It is well known that Mayor David Dinkins, who passed away at 93 earlier this week, had a complex relationship with the New York Jewish community. Serving the city during a period of racial tension including the infamous Crown Heights riots, Dinkins faced criticism for being ineffective in calming the tensions that contributed to a legacy of racial divisions in New York. Sadly that division continues to impact on how the city is perceived until this very day.

At the same time, Dinkins took a deep and caring interest in the plight of Soviet Jews in the then-communist Soviet Union, joining Jewish leaders to support and rally for their freedoms.

As we recognize his passing, I wish to share a brief personal story. While it is one that is likely completely unknown to most, it reveals a very human and indeed brave side to Dinkins, reflective of his deep respect for the Jewish faith and the Jewish people.

In May 1988, the Iron Curtain remained intact and Soviet Jewry faced severe religious persecution in their country. As part of the ongoing effort to attract international attention to the plight of our brothers and sisters in the USSR, Dinkins joined a delegation of communal and Jewish leaders to Helsinki, Finland. The goal of our delegation was to ensure that the issue of Jewish human rights would be a central part of the agenda when the U.S. President Ronald Reagan met with the Soviet President Mikhail Gorbachev the following week in Russia.

Our Helsinki group had the chance to have Shabbat dinner with U.S. Secretary of State George Schultz, who promised to keep the matter prioritized in the upcoming summit. Indeed the next Monday, despite the consternation of the Soviet government, a meeting with refuseniks took place with the president and the secretary of state at the Spaso House, the residence of the American ambassador in Moscow.

Knowing the difficult condition of the Jewish community behind the Iron Curtain and the severe lack of resources they had, I brought along with me a Torah scroll that we planned to have smuggled into Russia. The plan was complicated and risky.

First, we needed to find a trusted courier who would be able to get it over the border without attracting suspicion. For that role, I was put in touch with a reporter who would be traveling from Helsinki into Russia as part of the U.S. president’s protective press pool. He bravely agreed that he would hide the Torah in his laundry bag with the hope that the press group traveling on Air Force One would be able to enter with little scrutiny. The Torah would be handed off at the Spaso House.

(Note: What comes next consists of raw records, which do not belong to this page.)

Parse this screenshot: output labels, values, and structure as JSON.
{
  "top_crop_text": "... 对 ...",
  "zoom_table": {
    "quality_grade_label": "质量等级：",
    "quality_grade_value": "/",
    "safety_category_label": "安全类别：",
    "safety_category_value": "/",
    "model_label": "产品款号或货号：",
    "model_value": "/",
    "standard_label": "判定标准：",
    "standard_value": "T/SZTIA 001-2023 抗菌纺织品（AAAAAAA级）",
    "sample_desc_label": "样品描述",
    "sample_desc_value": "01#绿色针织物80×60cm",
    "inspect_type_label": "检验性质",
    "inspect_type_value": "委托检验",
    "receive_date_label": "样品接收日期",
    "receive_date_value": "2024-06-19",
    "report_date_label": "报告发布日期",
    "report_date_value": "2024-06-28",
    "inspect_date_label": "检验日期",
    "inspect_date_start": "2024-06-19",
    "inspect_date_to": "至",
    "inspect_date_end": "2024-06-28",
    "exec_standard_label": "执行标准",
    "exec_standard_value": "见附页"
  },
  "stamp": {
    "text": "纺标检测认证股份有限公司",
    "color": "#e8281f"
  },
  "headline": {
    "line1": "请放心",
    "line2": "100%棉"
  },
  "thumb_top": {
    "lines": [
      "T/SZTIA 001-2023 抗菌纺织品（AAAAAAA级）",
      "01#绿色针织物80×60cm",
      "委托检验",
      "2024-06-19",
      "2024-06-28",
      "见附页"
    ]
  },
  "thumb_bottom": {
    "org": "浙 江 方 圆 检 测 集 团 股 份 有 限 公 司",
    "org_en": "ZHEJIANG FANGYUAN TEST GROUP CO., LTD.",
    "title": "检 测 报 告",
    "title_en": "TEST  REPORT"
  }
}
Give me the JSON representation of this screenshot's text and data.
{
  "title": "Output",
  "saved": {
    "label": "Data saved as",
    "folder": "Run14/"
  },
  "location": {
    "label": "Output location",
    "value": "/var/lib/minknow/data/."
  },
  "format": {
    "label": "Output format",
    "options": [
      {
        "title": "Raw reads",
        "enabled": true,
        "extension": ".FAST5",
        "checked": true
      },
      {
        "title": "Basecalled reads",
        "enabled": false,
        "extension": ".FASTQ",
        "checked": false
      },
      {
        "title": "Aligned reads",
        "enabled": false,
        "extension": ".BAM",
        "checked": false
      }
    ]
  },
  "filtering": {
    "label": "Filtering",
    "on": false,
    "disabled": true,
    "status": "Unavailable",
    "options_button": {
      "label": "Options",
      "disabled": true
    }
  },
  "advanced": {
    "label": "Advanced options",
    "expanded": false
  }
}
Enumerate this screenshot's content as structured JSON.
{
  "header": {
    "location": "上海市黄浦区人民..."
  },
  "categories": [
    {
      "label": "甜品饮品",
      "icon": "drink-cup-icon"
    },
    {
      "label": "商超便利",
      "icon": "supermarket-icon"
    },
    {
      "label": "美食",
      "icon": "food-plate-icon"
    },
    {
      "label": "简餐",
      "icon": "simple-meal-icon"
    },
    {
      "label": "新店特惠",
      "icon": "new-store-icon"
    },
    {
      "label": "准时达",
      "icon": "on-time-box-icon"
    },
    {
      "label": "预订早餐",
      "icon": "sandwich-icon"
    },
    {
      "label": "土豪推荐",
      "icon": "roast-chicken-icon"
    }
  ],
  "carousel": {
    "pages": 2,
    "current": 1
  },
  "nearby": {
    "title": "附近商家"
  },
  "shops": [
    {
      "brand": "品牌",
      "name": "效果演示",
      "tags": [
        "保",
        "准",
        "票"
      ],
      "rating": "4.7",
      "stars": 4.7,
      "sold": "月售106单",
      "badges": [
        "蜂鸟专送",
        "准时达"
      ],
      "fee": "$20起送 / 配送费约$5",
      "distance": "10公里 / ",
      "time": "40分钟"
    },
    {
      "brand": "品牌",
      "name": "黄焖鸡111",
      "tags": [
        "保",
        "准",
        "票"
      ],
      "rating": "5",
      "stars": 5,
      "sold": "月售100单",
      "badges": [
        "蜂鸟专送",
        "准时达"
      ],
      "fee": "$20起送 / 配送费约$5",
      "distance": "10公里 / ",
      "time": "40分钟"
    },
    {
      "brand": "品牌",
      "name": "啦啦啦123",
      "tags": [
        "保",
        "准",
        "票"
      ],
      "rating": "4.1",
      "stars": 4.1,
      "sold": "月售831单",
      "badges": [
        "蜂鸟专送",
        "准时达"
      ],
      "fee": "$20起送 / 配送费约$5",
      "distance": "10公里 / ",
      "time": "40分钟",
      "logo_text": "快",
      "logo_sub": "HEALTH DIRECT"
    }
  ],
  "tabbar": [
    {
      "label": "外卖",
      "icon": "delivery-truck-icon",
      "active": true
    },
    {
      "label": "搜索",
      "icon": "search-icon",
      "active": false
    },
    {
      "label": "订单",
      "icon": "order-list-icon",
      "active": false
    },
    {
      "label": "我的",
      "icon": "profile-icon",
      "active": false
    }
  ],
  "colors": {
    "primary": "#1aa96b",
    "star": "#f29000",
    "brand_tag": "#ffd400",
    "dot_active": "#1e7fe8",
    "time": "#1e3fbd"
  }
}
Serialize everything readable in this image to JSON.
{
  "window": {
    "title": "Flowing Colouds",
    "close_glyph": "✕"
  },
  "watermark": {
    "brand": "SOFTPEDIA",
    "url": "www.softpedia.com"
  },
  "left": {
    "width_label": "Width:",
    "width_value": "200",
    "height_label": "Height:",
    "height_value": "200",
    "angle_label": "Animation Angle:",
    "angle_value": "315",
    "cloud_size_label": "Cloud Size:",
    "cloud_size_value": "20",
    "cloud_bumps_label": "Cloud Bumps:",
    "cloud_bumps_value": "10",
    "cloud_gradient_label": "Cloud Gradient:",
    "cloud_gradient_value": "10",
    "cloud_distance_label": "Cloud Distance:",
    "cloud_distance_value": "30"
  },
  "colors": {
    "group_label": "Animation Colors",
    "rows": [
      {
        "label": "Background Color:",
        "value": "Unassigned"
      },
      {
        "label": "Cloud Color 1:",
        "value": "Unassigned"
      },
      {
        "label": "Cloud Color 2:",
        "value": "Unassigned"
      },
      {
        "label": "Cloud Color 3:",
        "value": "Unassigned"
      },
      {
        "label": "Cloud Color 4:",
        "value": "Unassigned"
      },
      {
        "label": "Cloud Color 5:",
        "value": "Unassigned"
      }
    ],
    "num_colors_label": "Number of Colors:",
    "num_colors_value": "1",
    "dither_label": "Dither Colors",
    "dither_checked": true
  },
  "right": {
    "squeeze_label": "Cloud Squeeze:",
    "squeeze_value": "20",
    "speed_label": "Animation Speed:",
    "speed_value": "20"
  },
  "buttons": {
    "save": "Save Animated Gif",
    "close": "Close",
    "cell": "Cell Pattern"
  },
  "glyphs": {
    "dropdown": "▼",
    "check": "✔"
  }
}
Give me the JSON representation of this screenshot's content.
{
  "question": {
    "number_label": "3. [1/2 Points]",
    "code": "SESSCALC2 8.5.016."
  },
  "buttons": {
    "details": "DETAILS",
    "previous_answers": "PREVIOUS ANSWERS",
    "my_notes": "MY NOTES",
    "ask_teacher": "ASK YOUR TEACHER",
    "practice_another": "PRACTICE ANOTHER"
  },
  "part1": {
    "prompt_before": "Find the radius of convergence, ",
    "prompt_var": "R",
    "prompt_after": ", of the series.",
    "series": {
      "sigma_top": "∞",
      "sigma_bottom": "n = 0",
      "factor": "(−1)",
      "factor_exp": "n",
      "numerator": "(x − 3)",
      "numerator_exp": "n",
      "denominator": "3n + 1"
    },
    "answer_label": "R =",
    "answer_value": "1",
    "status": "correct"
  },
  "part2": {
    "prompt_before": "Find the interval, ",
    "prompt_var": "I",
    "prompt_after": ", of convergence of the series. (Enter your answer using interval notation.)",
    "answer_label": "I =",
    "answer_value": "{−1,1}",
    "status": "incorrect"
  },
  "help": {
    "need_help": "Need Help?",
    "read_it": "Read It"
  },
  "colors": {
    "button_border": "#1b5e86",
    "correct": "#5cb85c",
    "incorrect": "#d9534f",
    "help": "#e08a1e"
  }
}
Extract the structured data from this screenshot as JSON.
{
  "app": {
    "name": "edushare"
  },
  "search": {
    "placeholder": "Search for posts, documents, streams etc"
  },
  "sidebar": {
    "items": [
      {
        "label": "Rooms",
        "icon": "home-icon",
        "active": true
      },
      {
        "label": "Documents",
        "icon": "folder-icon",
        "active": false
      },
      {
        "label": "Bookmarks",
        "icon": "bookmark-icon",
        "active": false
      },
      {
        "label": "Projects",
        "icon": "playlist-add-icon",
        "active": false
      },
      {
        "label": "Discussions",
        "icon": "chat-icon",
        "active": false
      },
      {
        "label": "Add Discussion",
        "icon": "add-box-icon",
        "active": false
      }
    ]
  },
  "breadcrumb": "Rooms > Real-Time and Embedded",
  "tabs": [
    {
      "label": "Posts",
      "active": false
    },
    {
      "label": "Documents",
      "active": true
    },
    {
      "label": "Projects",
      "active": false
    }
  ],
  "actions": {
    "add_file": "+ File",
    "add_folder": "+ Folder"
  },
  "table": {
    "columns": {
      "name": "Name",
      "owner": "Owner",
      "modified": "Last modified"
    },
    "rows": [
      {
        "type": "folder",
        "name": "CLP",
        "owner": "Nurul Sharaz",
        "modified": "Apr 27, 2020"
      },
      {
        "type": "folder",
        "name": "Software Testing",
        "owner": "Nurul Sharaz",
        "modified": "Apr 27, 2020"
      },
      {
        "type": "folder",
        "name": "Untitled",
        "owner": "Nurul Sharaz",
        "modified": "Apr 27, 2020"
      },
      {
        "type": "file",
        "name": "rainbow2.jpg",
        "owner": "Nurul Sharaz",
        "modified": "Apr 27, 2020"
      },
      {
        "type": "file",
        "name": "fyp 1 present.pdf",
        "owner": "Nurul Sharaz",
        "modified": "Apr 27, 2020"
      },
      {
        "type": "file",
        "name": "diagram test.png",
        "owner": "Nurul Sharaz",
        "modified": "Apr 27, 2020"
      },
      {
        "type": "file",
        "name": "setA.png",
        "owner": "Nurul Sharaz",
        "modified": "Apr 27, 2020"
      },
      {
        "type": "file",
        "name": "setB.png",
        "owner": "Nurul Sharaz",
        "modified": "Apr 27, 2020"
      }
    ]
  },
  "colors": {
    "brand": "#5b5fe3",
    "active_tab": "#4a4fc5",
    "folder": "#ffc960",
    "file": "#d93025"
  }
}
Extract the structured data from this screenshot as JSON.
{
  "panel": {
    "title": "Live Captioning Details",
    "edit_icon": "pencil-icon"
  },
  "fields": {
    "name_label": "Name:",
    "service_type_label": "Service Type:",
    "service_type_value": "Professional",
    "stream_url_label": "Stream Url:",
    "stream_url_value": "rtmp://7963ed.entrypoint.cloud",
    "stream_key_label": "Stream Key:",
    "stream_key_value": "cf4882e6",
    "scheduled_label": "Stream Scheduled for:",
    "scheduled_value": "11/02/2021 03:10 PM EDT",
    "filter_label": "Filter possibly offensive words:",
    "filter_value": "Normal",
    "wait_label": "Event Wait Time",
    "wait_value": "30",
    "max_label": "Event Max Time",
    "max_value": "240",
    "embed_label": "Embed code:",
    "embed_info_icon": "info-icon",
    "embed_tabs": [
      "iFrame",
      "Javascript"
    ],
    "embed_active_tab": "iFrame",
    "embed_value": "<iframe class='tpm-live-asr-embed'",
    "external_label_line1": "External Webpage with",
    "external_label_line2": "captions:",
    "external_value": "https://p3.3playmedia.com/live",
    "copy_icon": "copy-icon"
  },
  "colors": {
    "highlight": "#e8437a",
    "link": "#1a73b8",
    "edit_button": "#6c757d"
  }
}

With the difficult parts of the plan arranged, I still needed to figure out how to get the scroll from my hotel into the hands of the reporter who was on the other side of the city. I would have liked to do it myself, but this proved impossible. All this was taking place on a Shabbat at a time it is prohibited to carry in the public domain and in the month of May; as anyone who lives in far northern parts of the world can attest, day only turns into night at that time of the year well after midnight (1:18 a.m.). As a result, Shabbat would only be over long after the press delegation was already scheduled to depart, and with it my chances of getting the Torah into the Soviet Union.

And here is where Dinkins came into the picture. After New York State Attorney General Robert Abrams and I told him the challenge, Dinkins quickly volunteered to personally bring the Torah from our hotel to the reporter. There was certainly an element of risk involved if it was uncovered that a leading American public figure was working to circumvent Soviet restrictions. But he apparently recognized the humanity and symbolism behind this act and eagerly accepted the responsibility.

And so, as a result of the selfless actions of an African-American mayor together with a still-anonymous reporter, we were able to contribute to further strengthening and supporting the Jewish community behind the Iron Curtain.

This is certainly a story that has remained largely unknown until now, and I don’t know if Dinkins ever shared it with others.

And while there are certainly larger parts of his legacy which will be discussed, I feel it is important that people know about this brief yet heroic episode of personal courage and sensitivity to the plight of the Jewish people. The story of the mayor and the Torah scroll.


Rabbi Dr. Kenneth Brander lives in Jerusalem and is the president of Ohr Torah Stone, an Israel-based network of educational institutions.